Professor Leonard Susskind, The World as a Hologram (1994)



‘Wow,’ Larry murmured. ‘Yeah, I saw something about this hologram theory. I thought it was some kind of gimmick.’

‘Uhn . . . volume of space encoded on its boundary . . . on an event horizon . . .’

‘Complex stuff. But, you know, a physicist once told me that you can’t really use these theories as a description of the world we live in.’

‘Uhn . . . or appear to . . .’

‘Sure, but—’

‘The entire universe . . . uhn . . . an information structure.’

‘Well, I never had enough of the maths to get to grips with this. I once tried to explain quantum theory on a date. I really blew it there.’

‘But you saw . . .’

Danny pointed at Larry’s quote on the page.

‘I was mostly stoned when I wrote that book. And I can’t remember coming up with that bit. Sometimes you get lucky with ideas. Phil Dick certainly did. He had a thing about precognition, of course.’

‘And . . . uhn . . . you?’

Larry sighed.

‘When you get to my age precognition isn’t so much of an issue.’

‘Uhn.’ Danny smiled and suddenly had a thought.

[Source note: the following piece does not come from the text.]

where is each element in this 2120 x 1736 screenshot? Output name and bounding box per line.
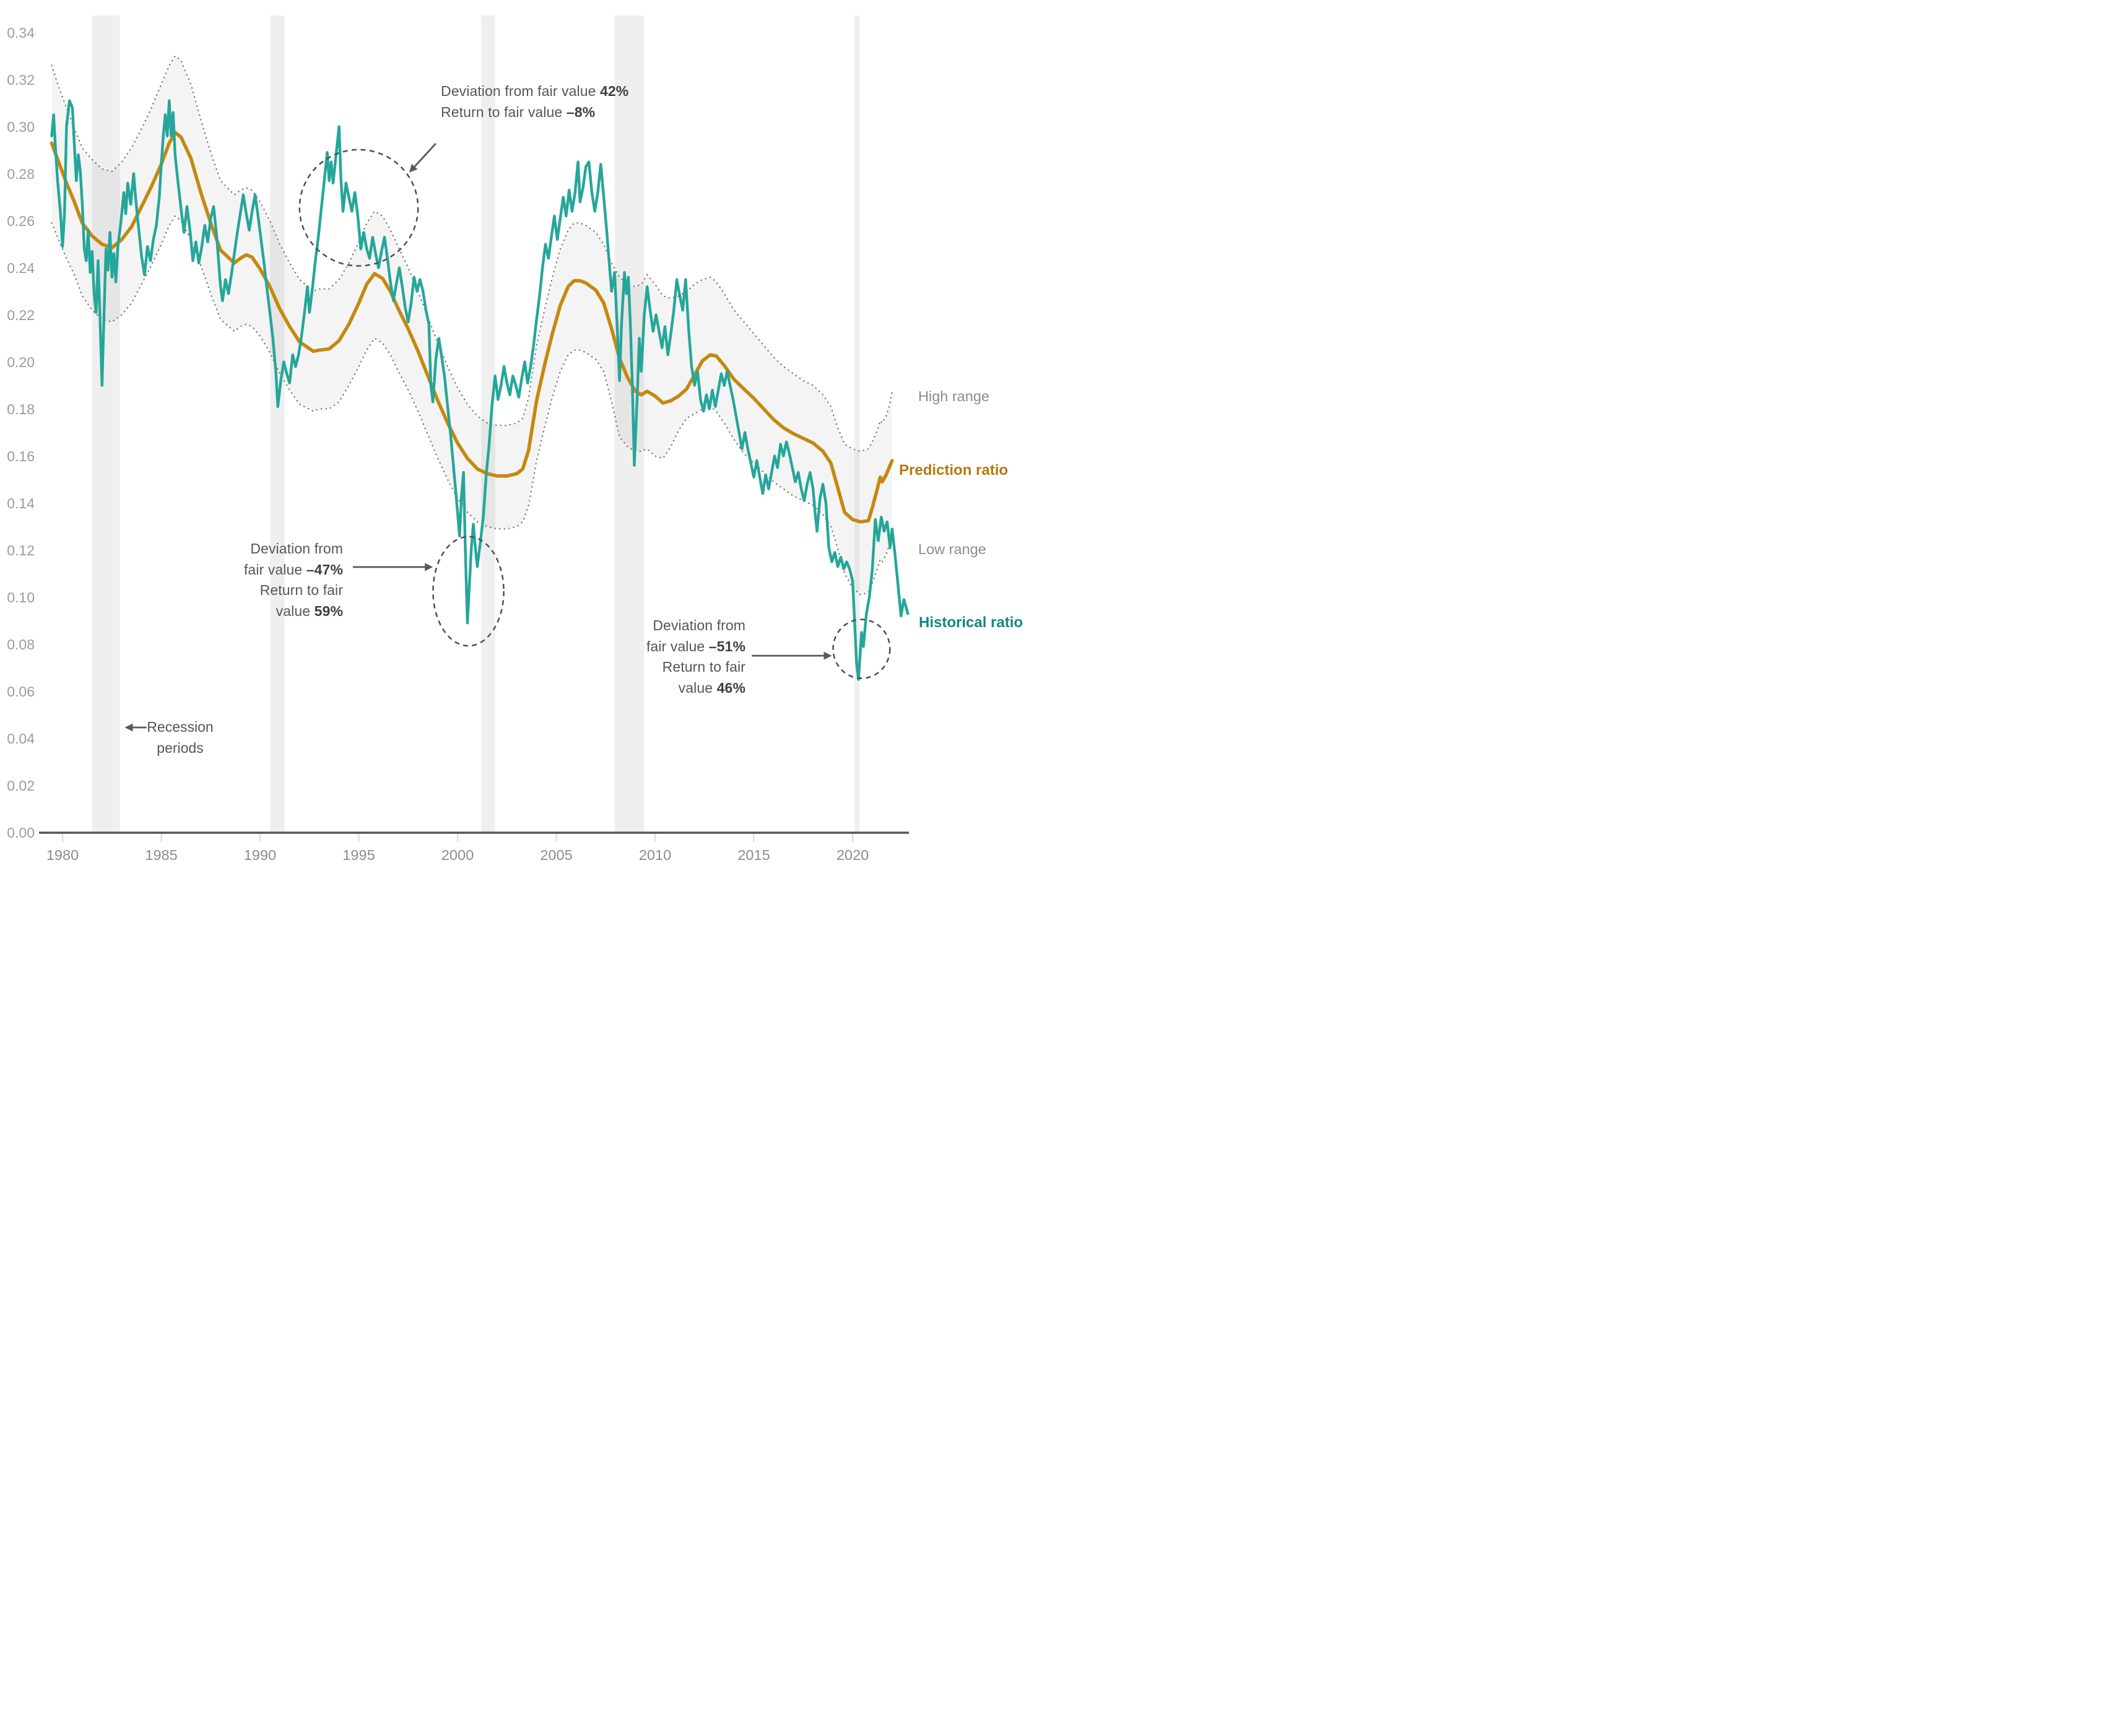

He went over to one of the bookshelves and crouched down in front of it. One section was a false front that clicked open as he pushed at it to reveal a small wall safe concealed behind it. He dialled the combination lock, opened the door and took out a padded envelope. He stood up and shook its contents out onto the table. There was a sheaf of yellowing sheets of A4 paper. A manuscript with a heading on the first page: The Hanged Man. With it were newspaper clippings, articles about Vita Lampada and Marius Trevelyan.

‘What’s all this?’ asked Larry.

‘I want you to have . . .’

‘Is this a story you’ve written?’

‘Uhn, no . . . Secrets, official secrets.’

‘Listen, I’m really not looking for material, you know.’

‘Please.’

Danny knew now that he had found a safe place. Where better to hide a pebble than on a beach? Larry would have stacks of papers and manuscripts. And he was a writer, so he might be able to do something with the story.

‘You, uhn.’ He looked imploringly at Larry. ‘You understand.’

‘Well, you know how to flatter a guy.’

‘Take it . . . uhn . . . please.’

Larry looked at Danny and then down at what was scattered across the table. Words, words, words, he thought. As if I need any more of them. Then he shrugged and scooped them all up. Danny smiled.

‘Uhn . . . thanks.’

Larry left at six. Danny then went to see Lorraine. He asked her to find him a new doctor and to order him some sushi, four types of nigiri and miso soup. At eight he watched an episode of The X-Files. In the show the FBI agents Mulder and Scully investigated a series of assaults in a community of carnival sideshow performers. The attacker turned out to be one of a pair of co-joined twins who had found a way of detaching himself from his brother but was then compelled to find another body to connect with.

After sundown Danny went up onto the terrace. He lit a Marlboro Light and looked out over the constellation of lights in the valley. A matrix: each bright dot a soul. An airliner crept across the horizon, a signal pulsing against the night. Somewhere, waiting in the sky. Danny felt that he had let go of some of the dangerous knowledge of the world. Maybe now he would get his voice back and he could take some studio time, sing again. Part of him wished that he could go to the Celebrity Center and get clear. If only he could really be brainwashed, his mind wiped clean of it all. But it hadn’t worked. He was still lost in space, in the free-fall of a slow decaying orbit. There’s a starman, over the rainbow. But he had never landed. Danny had watched the skies for years but they had never come. Alone. Set adrift on memory bliss. Sampled sighs and feedback distortion, his mind a tape-loop. He felt a great weariness, all his experience repeats and reruns. Perhaps this whole universe was just a remake, a cover version.